Figure 7 demonstrates the dissipation of EPWP and the variation of the average degree of consolidation when considering electroosmosis, surcharge preloading and their combined application. As shown in Fig. 7a, when electroosmotic consolidation is applied alone, a negative EPWP is generated, and the region eventually stabilizes at a final value. When instantaneous uniform surcharge preloading is used for consolidation alone, the initial excess pore water pressure gradually dissipates until it approaches zero. Moreover, when both techniques are used simultaneously, the EPWP at any time factor is the sum of the EPWP generated by each technique when used individually. This indicates that when electroosmosis and surcharge preloading are applied for soil consolidation, their effects on EPWP are linearly additive. In addition, the final negative EPWP induced by electroosmosis is positively correlated with the applied voltage. As can be clearly seen in Fig. 7b, electroosmosis-enhanced surcharge preloading significantly improves consolidation efficiency, with the consolidation rate increasing as the applied voltage is increased.

Fig. 7

Effect of surcharge preloading and applied voltage on (a) the dissipation of EPWP and (b) the development of average degree of consolidation.

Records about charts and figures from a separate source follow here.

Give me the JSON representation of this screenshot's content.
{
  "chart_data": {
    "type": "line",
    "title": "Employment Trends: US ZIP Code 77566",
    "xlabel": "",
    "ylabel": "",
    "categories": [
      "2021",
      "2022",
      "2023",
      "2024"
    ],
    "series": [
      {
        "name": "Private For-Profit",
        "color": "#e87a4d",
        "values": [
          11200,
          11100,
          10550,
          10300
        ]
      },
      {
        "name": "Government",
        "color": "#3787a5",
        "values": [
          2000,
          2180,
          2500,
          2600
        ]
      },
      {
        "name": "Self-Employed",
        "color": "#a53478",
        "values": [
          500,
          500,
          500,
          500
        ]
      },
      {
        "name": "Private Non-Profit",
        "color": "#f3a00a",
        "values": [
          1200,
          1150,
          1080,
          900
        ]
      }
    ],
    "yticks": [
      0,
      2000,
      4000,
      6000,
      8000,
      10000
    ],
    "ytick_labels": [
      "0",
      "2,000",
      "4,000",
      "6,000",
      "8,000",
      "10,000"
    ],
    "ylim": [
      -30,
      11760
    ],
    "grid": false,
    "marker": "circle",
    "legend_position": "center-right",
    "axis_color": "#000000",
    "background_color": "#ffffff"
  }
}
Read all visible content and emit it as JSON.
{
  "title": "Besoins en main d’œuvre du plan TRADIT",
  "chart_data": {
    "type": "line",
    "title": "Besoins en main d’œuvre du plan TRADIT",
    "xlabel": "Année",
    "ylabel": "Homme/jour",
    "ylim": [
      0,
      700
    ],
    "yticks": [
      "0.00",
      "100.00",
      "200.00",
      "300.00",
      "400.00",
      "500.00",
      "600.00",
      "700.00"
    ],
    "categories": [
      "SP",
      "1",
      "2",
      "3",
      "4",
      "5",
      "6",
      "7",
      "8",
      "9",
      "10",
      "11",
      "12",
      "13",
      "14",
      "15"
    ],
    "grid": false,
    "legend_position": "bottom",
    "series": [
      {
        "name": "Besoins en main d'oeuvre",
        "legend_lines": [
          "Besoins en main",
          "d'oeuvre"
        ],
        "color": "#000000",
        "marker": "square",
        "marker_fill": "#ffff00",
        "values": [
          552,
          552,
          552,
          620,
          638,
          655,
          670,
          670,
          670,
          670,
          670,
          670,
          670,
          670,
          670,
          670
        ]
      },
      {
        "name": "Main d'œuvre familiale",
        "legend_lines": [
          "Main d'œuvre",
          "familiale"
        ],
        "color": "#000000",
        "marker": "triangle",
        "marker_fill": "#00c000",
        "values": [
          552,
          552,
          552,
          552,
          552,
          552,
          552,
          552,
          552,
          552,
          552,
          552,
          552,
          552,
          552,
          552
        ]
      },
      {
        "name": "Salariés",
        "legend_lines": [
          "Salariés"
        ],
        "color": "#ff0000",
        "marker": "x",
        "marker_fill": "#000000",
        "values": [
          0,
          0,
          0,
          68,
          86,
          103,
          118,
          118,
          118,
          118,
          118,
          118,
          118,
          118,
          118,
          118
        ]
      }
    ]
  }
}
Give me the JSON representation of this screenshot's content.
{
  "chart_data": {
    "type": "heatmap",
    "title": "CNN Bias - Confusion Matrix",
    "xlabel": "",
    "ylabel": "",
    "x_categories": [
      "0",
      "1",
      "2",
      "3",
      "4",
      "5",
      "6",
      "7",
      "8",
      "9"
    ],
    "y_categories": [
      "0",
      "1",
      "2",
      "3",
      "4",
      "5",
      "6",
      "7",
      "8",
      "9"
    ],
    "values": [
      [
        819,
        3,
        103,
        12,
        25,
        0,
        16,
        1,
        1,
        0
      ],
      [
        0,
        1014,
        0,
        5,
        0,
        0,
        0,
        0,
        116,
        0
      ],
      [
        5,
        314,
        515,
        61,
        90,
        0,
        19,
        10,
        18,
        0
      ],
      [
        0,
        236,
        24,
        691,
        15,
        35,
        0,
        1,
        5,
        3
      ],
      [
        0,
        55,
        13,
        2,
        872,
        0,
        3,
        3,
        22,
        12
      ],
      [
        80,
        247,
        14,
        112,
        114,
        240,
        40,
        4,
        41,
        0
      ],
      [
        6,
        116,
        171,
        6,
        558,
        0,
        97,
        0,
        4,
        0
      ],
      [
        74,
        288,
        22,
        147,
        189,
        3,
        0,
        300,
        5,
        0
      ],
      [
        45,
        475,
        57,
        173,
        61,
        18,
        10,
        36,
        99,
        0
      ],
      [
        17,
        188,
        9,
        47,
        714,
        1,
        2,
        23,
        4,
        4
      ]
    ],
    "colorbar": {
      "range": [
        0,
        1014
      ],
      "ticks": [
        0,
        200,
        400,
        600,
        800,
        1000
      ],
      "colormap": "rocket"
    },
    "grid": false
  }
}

Figure 8 depicts the distribution of EPWP along depth for different values of the top boundary interface parameter (which corresponds to soft ground with different permeability top boundary) at a time factor of 0.1. As the interface parameter increases from 0, the permeability of the top boundary of the soft soil ground transitions from completely impermeable to fully permeable. This suggests that the axisymmetric free-strain consolidation solution under electro-osmotic-assisted preloading can effectively predict the consolidation behavior of an soft soil ground enhanced with vertical drain with different permeability top boundary by adjusting the interface parameters appropriately. This is another indication of the generality of the solution obtained in this paper, which is applicable to a variety of soft ground with different permeability top boundaries.

Fig. 8

The distribution of EPWP under different interface parameters.

Conclusions

According to the assumptions of continuous drainage boundary and free strain, this paper adopts the Laplace–Hankel transform method, aiming at finding the theoretical solution of electroosmosis–surcharge preloading consolidation closer to the actual condition, which can provide guidance for the engineering. The conclusions obtained after analytical modeling and parametric analysis include:

1. (1)

   The spatial distribution of the consolidation solutions obtained based on the free-strain assumption shows the EPWP at different times, which is convenient to reveal the coupling effect generated by the electric field, thereby offering a framework to explore the influence of the radial electric field on consolidation properties.

2. (2)

   Electro-osmosis, as a technique particularly suitable for consolidation of low-permeability soils, combined with surcharge preloading, effectively improves the consolidation efficiency of soft soil, and the two are linearly superimposable.

3. (3)

   The absolute value of the final negative EPWP induced by electro-osmosis grows with an increase in the hydraulic-to-electrical permeability coefficient ratio or applied voltage, indicating a direct proportional relationship between them.

4. (4)

   The proposed solutions for axisymmetric consolidation of saturated soft soils under electro-osmotic-enhanced surcharge preloading are universally applicable; they can be employed to replicate real-world scenarios with varying permeability top boundaries by establishing appropriate interface parameters. Additionally, the test results indicate that assuming that the permeable boundary is a continuous permeable boundary will facilitate the modelling of real boundary permeability.